Configuring single sign-on with OpenID Connect
SoftExpert Suite supports single sign-on via OpenID Connect, enabling the system administrator to set configurations with multiple identity provision platforms. Next, we will show how to configure authentication via OpenID Connect on the Google platform:
- Access the "Configuration component > Configuration > Authentication (CM008)", select "Authentication options", and check the "OpenID Connect" option to enable user authentication via OpenID Connect.
- From the side menu, in "Authentication services > OpenID Connect", add a new configuration. On the screen that will open, provide an ID # for this configuration and use the field corresponding to the login, which will be compared to the SoftExpert Suite login field (commonly, the default e-mail is used).
- Fill in the configuration fields in accordance with the identity provider being used. Below, we provide configuration examples using the Google service:
- Authorization Endpoint URL: Identity provider authorization URL (https://accounts.google.com/o/oauth2/v2/auth)
- Endpoint URL Token: URL for getting the identity provider access token (https://oauth2.googleapis.com/token)
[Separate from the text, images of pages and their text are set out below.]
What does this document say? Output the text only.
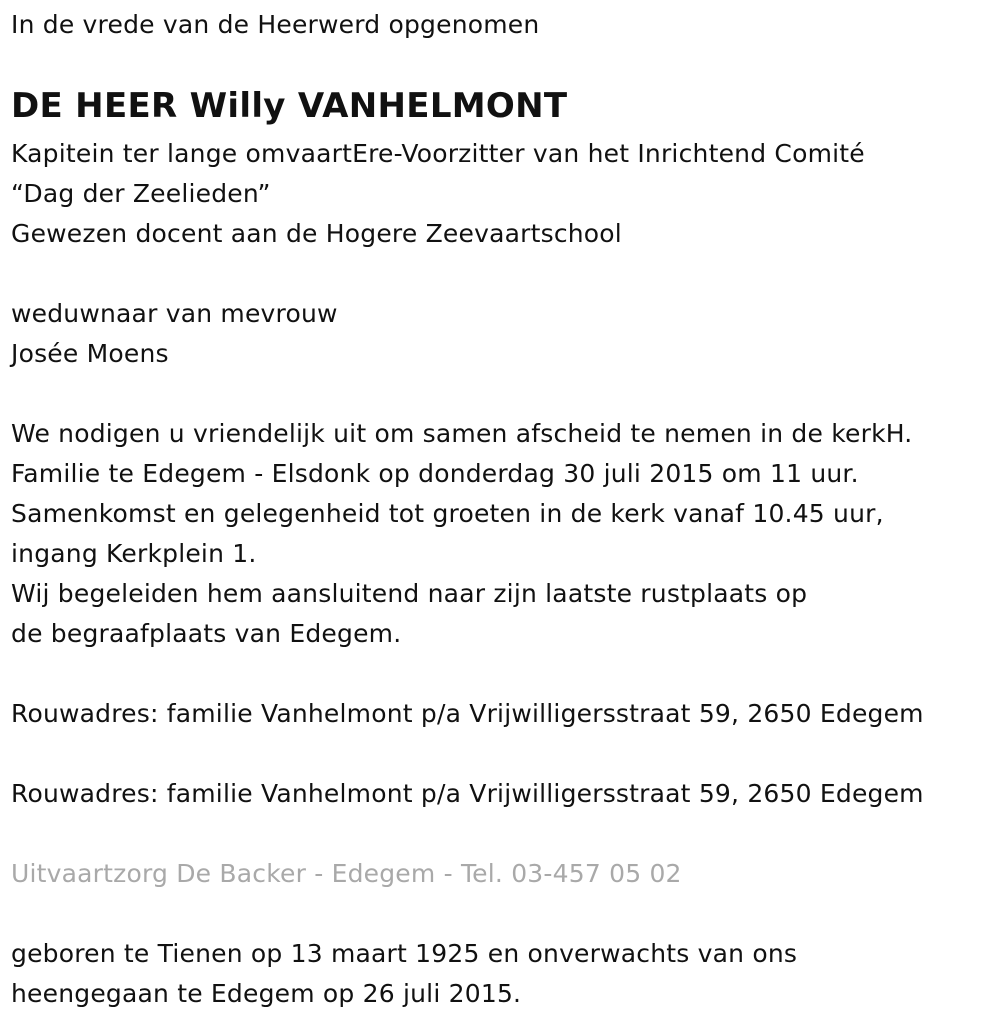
In de vrede van de Heerwerd opgenomen
DE HEER Willy VANHELMONT
Kapitein ter lange omvaartEre-Voorzitter van het Inrichtend Comité
“Dag der Zeelieden”
Gewezen docent aan de Hogere Zeevaartschool
weduwnaar van mevrouw
Josée Moens
We nodigen u vriendelijk uit om samen afscheid te nemen in de kerkH.
Familie te Edegem - Elsdonk op donderdag 30 juli 2015 om 11 uur.
Samenkomst en gelegenheid tot groeten in de kerk vanaf 10.45 uur,
ingang Kerkplein 1.
Wij begeleiden hem aansluitend naar zijn laatste rustplaats op
de begraafplaats van Edegem.
Rouwadres: familie Vanhelmont p/a Vrijwilligersstraat 59, 2650 Edegem
Rouwadres: familie Vanhelmont p/a Vrijwilligersstraat 59, 2650 Edegem
Uitvaartzorg De Backer - Edegem - Tel. 03-457 05 02
geboren te Tienen op 13 maart 1925 en onverwachts van ons
heengegaan te Edegem op 26 juli 2015.
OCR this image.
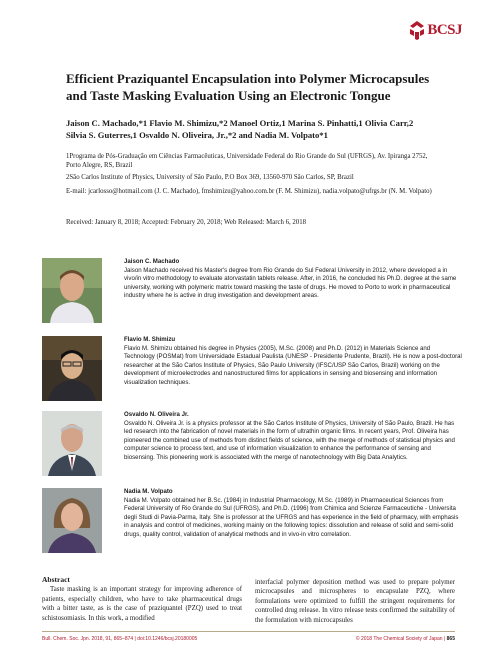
BCSJ
Efficient Praziquantel Encapsulation into Polymer Microcapsules and Taste Masking Evaluation Using an Electronic Tongue
Jaison C. Machado,*1 Flavio M. Shimizu,*2 Manoel Ortiz,1 Marina S. Pinhatti,1 Olivia Carr,2
Silvia S. Guterres,1 Osvaldo N. Oliveira, Jr.,*2 and Nadia M. Volpato*1
1Programa de Pós-Graduação em Ciências Farmacêuticas, Universidade Federal do Rio Grande do Sul (UFRGS), Av. Ipiranga 2752, Porto Alegre, RS, Brazil
2São Carlos Institute of Physics, University of São Paulo, P.O Box 369, 13560-970 São Carlos, SP, Brazil
E-mail: jcarlosso@hotmail.com (J. C. Machado), fmshimizu@yahoo.com.br (F. M. Shimizu), nadia.volpato@ufrgs.br (N. M. Volpato)
Received: January 8, 2018; Accepted: February 20, 2018; Web Released: March 6, 2018
Jaison C. Machado
Jaison Machado received his Master's degree from Rio Grande do Sul Federal University in 2012, where developed a in vivo/in vitro methodology to evaluate atorvastatin tablets release. After, in 2016, he concluded his Ph.D. degree at the same university, working with polymeric matrix toward masking the taste of drugs. He moved to Porto to work in pharmaceutical industry where he is active in drug investigation and development areas.
Flavio M. Shimizu
Flavio M. Shimizu obtained his degree in Physics (2005), M.Sc. (2008) and Ph.D. (2012) in Materials Science and Technology (POSMat) from Universidade Estadual Paulista (UNESP - Presidente Prudente, Brazil). He is now a post-doctoral researcher at the São Carlos Institute of Physics, São Paulo University (IFSC/USP São Carlos, Brazil) working on the development of microelectrodes and nanostructured films for applications in sensing and biosensing and information visualization techniques.
Osvaldo N. Oliveira Jr.
Osvaldo N. Oliveira Jr. is a physics professor at the São Carlos Institute of Physics, University of São Paulo, Brazil. He has led research into the fabrication of novel materials in the form of ultrathin organic films. In recent years, Prof. Oliveira has pioneered the combined use of methods from distinct fields of science, with the merge of methods of statistical physics and computer science to process text, and use of information visualization to enhance the performance of sensing and biosensing. This pioneering work is associated with the merge of nanotechnology with Big Data Analytics.
Nadia M. Volpato
Nadia M. Volpato obtained her B.Sc. (1984) in Industrial Pharmacology, M.Sc. (1989) in Pharmaceutical Sciences from Federal University of Rio Grande do Sul (UFRGS), and Ph.D. (1996) from Chimica and Scienze Farmaceutiche - Universita degli Studi di Pavia-Parma, Italy. She is professor at the UFRGS and has experience in the field of pharmacy, with emphasis in analysis and control of medicines, working mainly on the following topics: dissolution and release of solid and semi-solid drugs, quality control, validation of analytical methods and in vivo-in vitro correlation.
Abstract
Taste masking is an important strategy for improving adherence of patients, especially children, who have to take pharmaceutical drugs with a bitter taste, as is the case of praziquantel (PZQ) used to treat schistosomiasis. In this work, a modified
interfacial polymer deposition method was used to prepare polymer microcapsules and microspheres to encapsulate PZQ, where formulations were optimized to fulfill the stringent requirements for controlled drug release. In vitro release tests confirmed the suitability of the formulation with microcapsules
Bull. Chem. Soc. Jpn. 2018, 91, 865–874 | doi:10.1246/bcsj.20180005	© 2018 The Chemical Society of Japan | 865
- Client ID: Application ID provided by the identity provider
- Client Secret: Application secret key provided by the identity provider
- User Info URL: URL for getting additional user information from the identity provider (https://openidconnect.googleapis.com/v1/userinfo)
- Scopes: Scopes that define the authentication request and what sets of information we want to receive (e.g. "e-mail")
For detailed instructions on how to manage and register your application with Google, see the documentation made available by the provider.